Bir otel mi, yoksa bir doğa ritüeli mi?

LifestyleAugust 24, 2025
Bir otel mi, yoksa bir doğa ritüeli mi?

“Ahãma. Likyaca’da, sevgili anlamına geliyor.” Günlüklü Körfezi’ndeki ilk cümlemiz bu oldu. Turkuaz denizin kıyısında, koruma altındaki sığla ormanınından doğayla iç içe yeni bir yaşam alanına doğru süzülüyoruz. Burası mavi ile yeşilin arasındaki dengenin korunduğu, doğaya olan sevgiyi sembolize eden yeni bir yaşam alanı. Yerliler tarafından kutsal kabul edilen sığla ağaçları kesilmemiş, patikalar ağaçları çevreleyecek şekilde kıvrılmış ve devrilmiş gövdeler olduğu gibi bırakılmış. Dünyada sadece birkaç yerde rastlanan sığla ağaçlarının nadir örneklerine ev sahipliği yapan ormanın karşıladığı Ahãma, geleneksel otel anlayışından uzak bir yaşam alanı sunuyor. 

Tokyo’nun wabi‑sabi felsefesini Likya’nın antik ruhuyla buluşturan mimarisinde;  nötr tonlar ve doğal malzemeler öne çıkıyor. Hiç bir yapı doğadan ayrışmıyor. Birlikteliğin dinginliği her adımda hissediliyor. İspanyol peyzaj mimarı Álvaro Sampedro ve Gabriela Palatchi’nin yaratıcı ekibi tarafından yapılan çevre düzenlemesi doğayla olan deneyiminizi güçlendiriyor. Her detay en ince ayrıntıları ile düşünülmüş. Çevreye baktığınızda hiç bir yapı doğadan ayrışmıyor. 

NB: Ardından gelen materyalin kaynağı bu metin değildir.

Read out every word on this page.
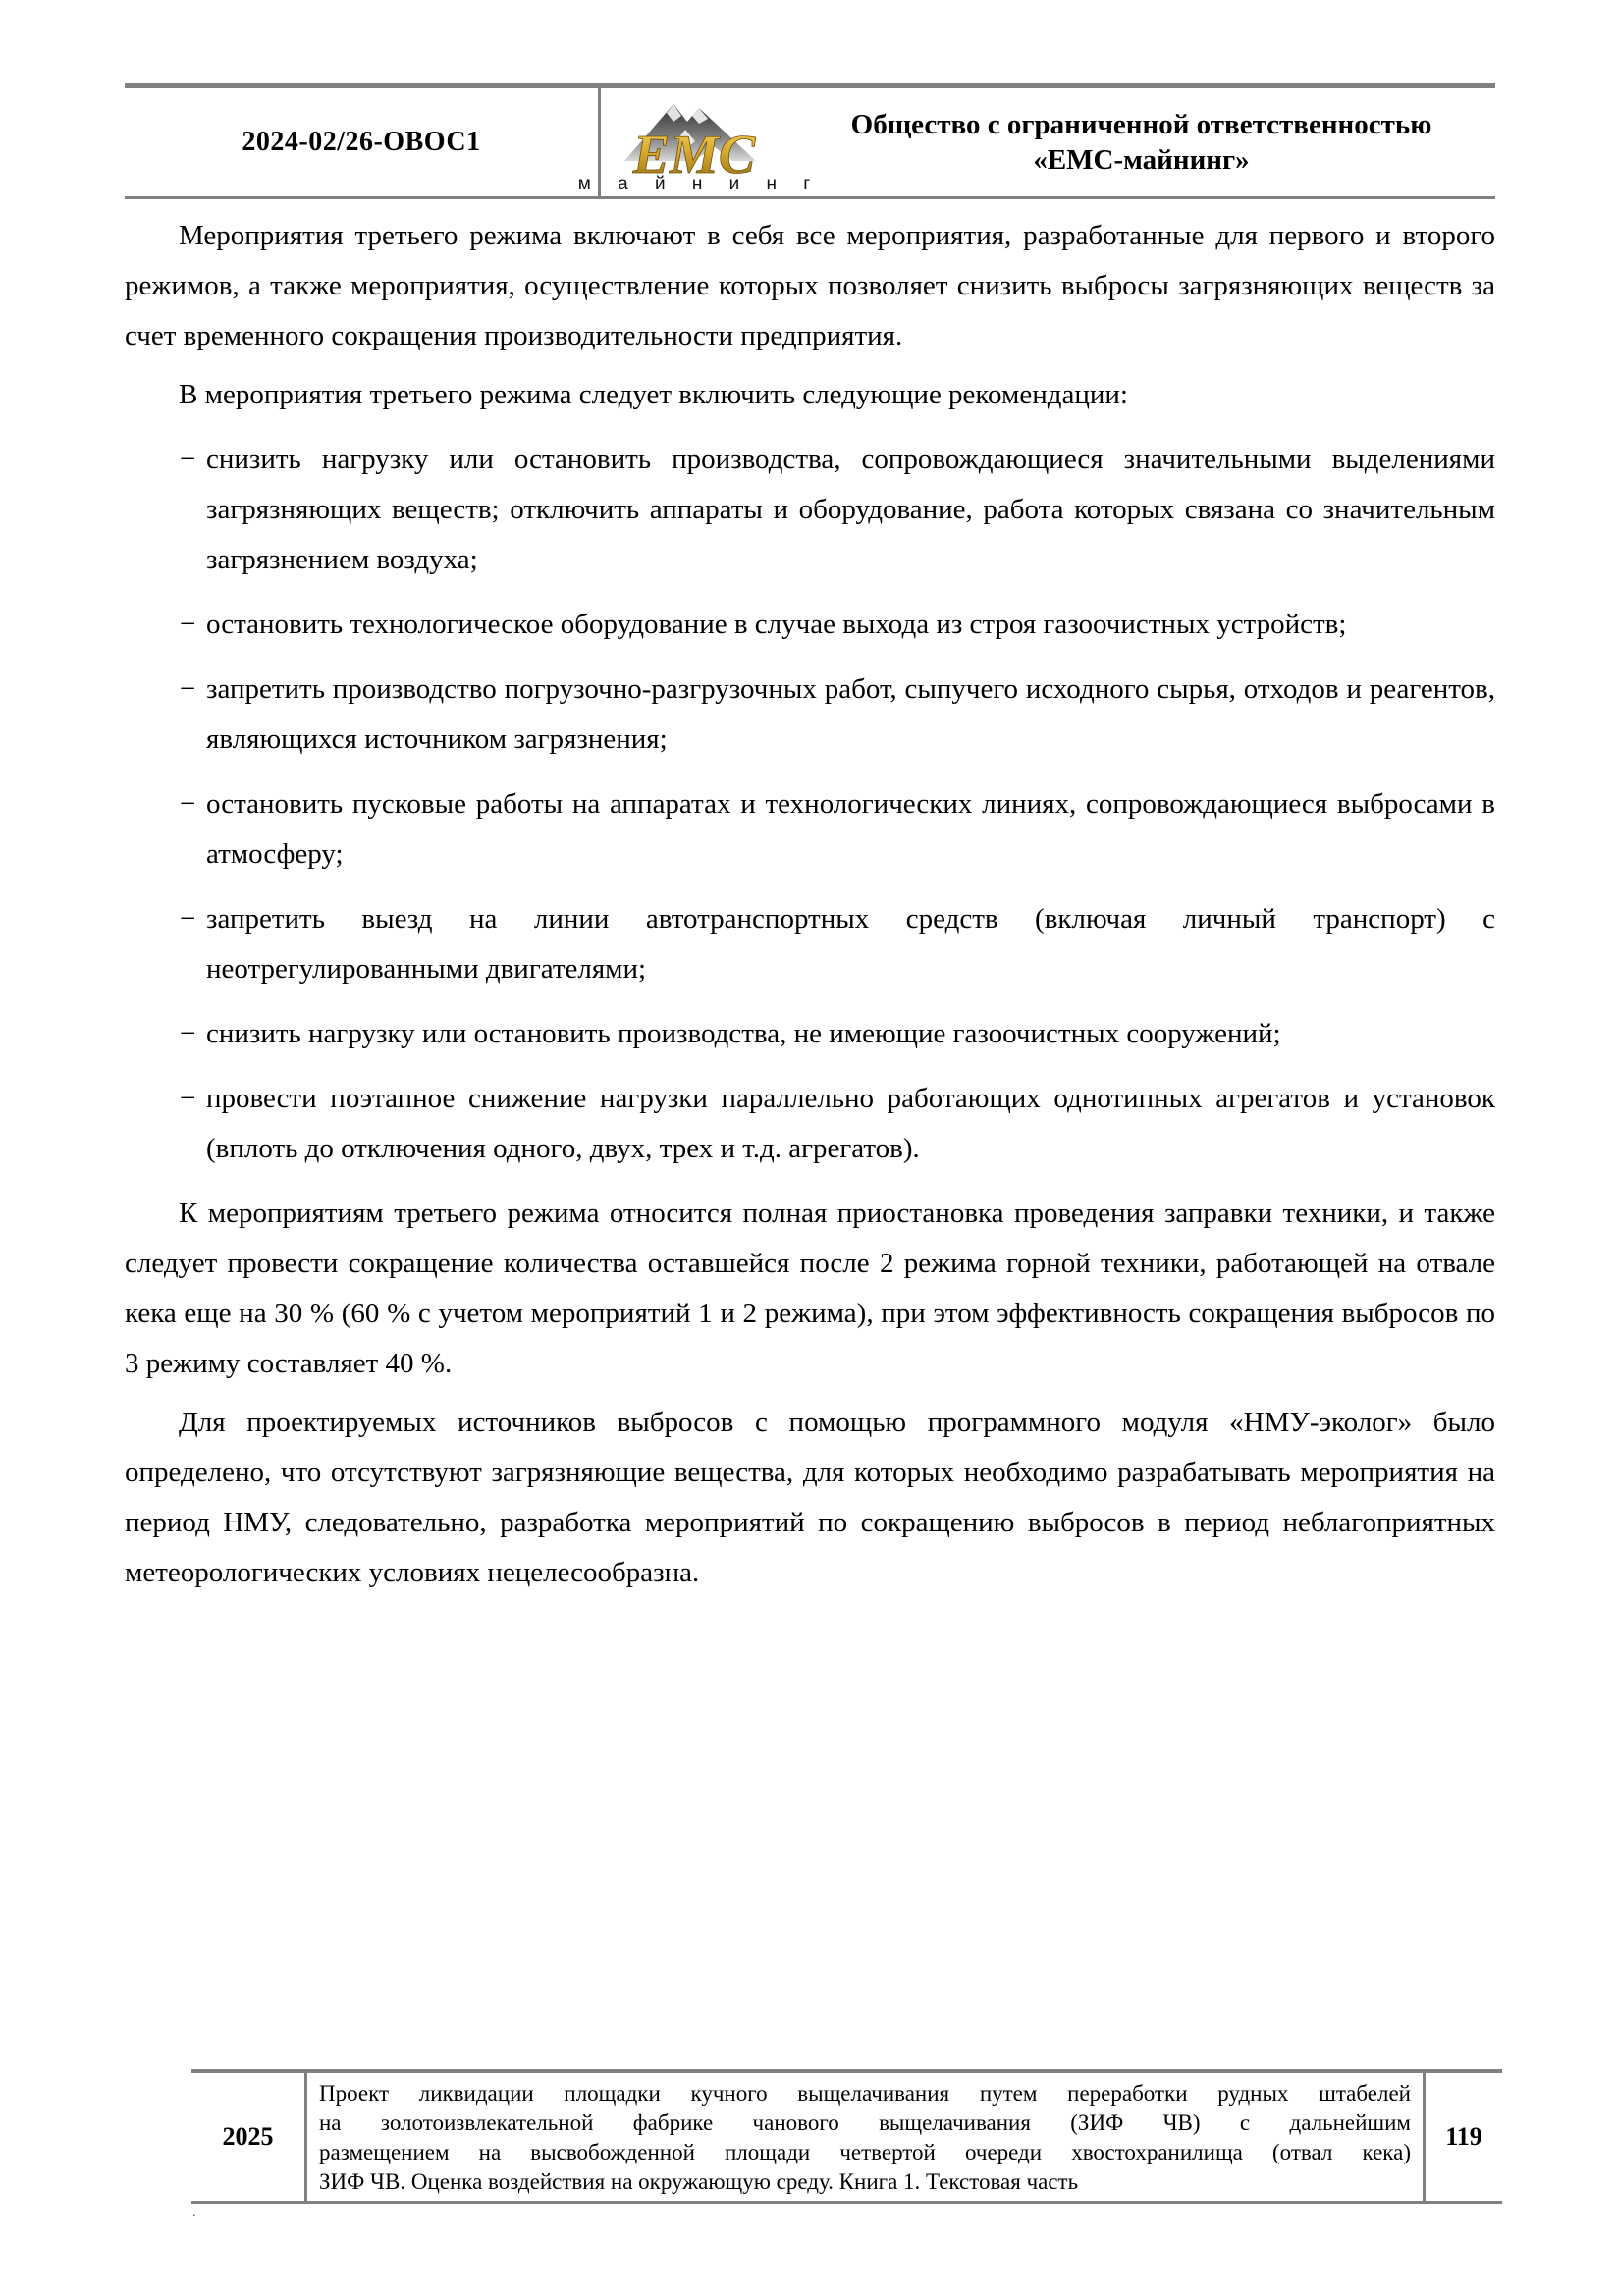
2024-02/26-ОВОС1	ЕМС
м а й н и н г
Общество с ограниченной ответственностью
«ЕМС-майнинг»

Мероприятия третьего режима включают в себя все мероприятия, разработанные для первого и второго режимов, а также мероприятия, осуществление которых позволяет снизить выбросы загрязняющих веществ за счет временного сокращения производительности предприятия.

В мероприятия третьего режима следует включить следующие рекомендации:

− снизить нагрузку или остановить производства, сопровождающиеся значительными выделениями загрязняющих веществ; отключить аппараты и оборудование, работа которых связана со значительным загрязнением воздуха;
− остановить технологическое оборудование в случае выхода из строя газоочистных устройств;
− запретить производство погрузочно-разгрузочных работ, сыпучего исходного сырья, отходов и реагентов, являющихся источником загрязнения;
− остановить пусковые работы на аппаратах и технологических линиях, сопровождающиеся выбросами в атмосферу;
− запретить выезд на линии автотранспортных средств (включая личный транспорт) с неотрегулированными двигателями;
− снизить нагрузку или остановить производства, не имеющие газоочистных сооружений;
− провести поэтапное снижение нагрузки параллельно работающих однотипных агрегатов и установок (вплоть до отключения одного, двух, трех и т.д. агрегатов).

К мероприятиям третьего режима относится полная приостановка проведения заправки техники, и также следует провести сокращение количества оставшейся после 2 режима горной техники, работающей на отвале кека еще на 30 % (60 % с учетом мероприятий 1 и 2 режима), при этом эффективность сокращения выбросов по 3 режиму составляет 40 %.

Для проектируемых источников выбросов с помощью программного модуля «НМУ-эколог» было определено, что отсутствуют загрязняющие вещества, для которых необходимо разрабатывать мероприятия на период НМУ, следовательно, разработка мероприятий по сокращению выбросов в период неблагоприятных метеорологических условиях нецелесообразна.

2025
Проект ликвидации площадки кучного выщелачивания путем переработки рудных штабелей
на золотоизвлекательной фабрике чанового выщелачивания (ЗИФ ЧВ) с дальнейшим
размещением на высвобожденной площади четвертой очереди хвостохранилища (отвал кека)
ЗИФ ЧВ. Оценка воздействия на окружающую среду. Книга 1. Текстовая часть
119
.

Meksikalı mimar Héctor Esrawe ise ormanın içinde konumlanan “Ses Tapınağı”nı tasarlamış. Ses tapınağı her gün 15:00’te sizi “Sound Journey”e davet ediyor. Bu ritüel, doğaya ayırdığınız bu zamanı daha derinlemesine bir anlayışa dönüştürüyor.  

Ahãma da her adım, bedeni ve zihni uyandırmak üzere tasarlanmış. Güne sabah yogası ile başlamak körfez manzarasına karşı nefes çalışmalarıyla zihninizi yenilemek mümkün. 

Ahãma’nın “an’da olma” deneyimi Ege geleneklerine odaklanan restoranlarına da yansıyor. “Tarladan sofraya”felsefesiyle; yemek de bir şifa ritüeli olarak kurgulanmış.

Antik Likya kültürüne saygısını her adımda hissettiğiniz bu yeni yaşam alanında– otel demek biraz haksızlık olur – zaman yavaşlıyor, doğanın bir parçası olduğunuzu hatırlıyorsunuz. Burası size, yazın en çok da doğa ile yeniden bir araya gelmek anlamına geldiğini hatırlatacak. Güneşi teninizde hissetmek, denizin maviliğine kendi ritminizi katmak ya da sığla ağaçlarının gölgesinde nefes almak ama en çok da kuşlara kulak vermek… Denizde yüzen kuğları ve ördekleri izlemek, siz sahilde otururken yanınızdan koşarak geçen sincapları takip etmek size iyi gelecek. Yaz aylarında doğa ile randevunuz için yeni bir adresiniz var: Ahãma.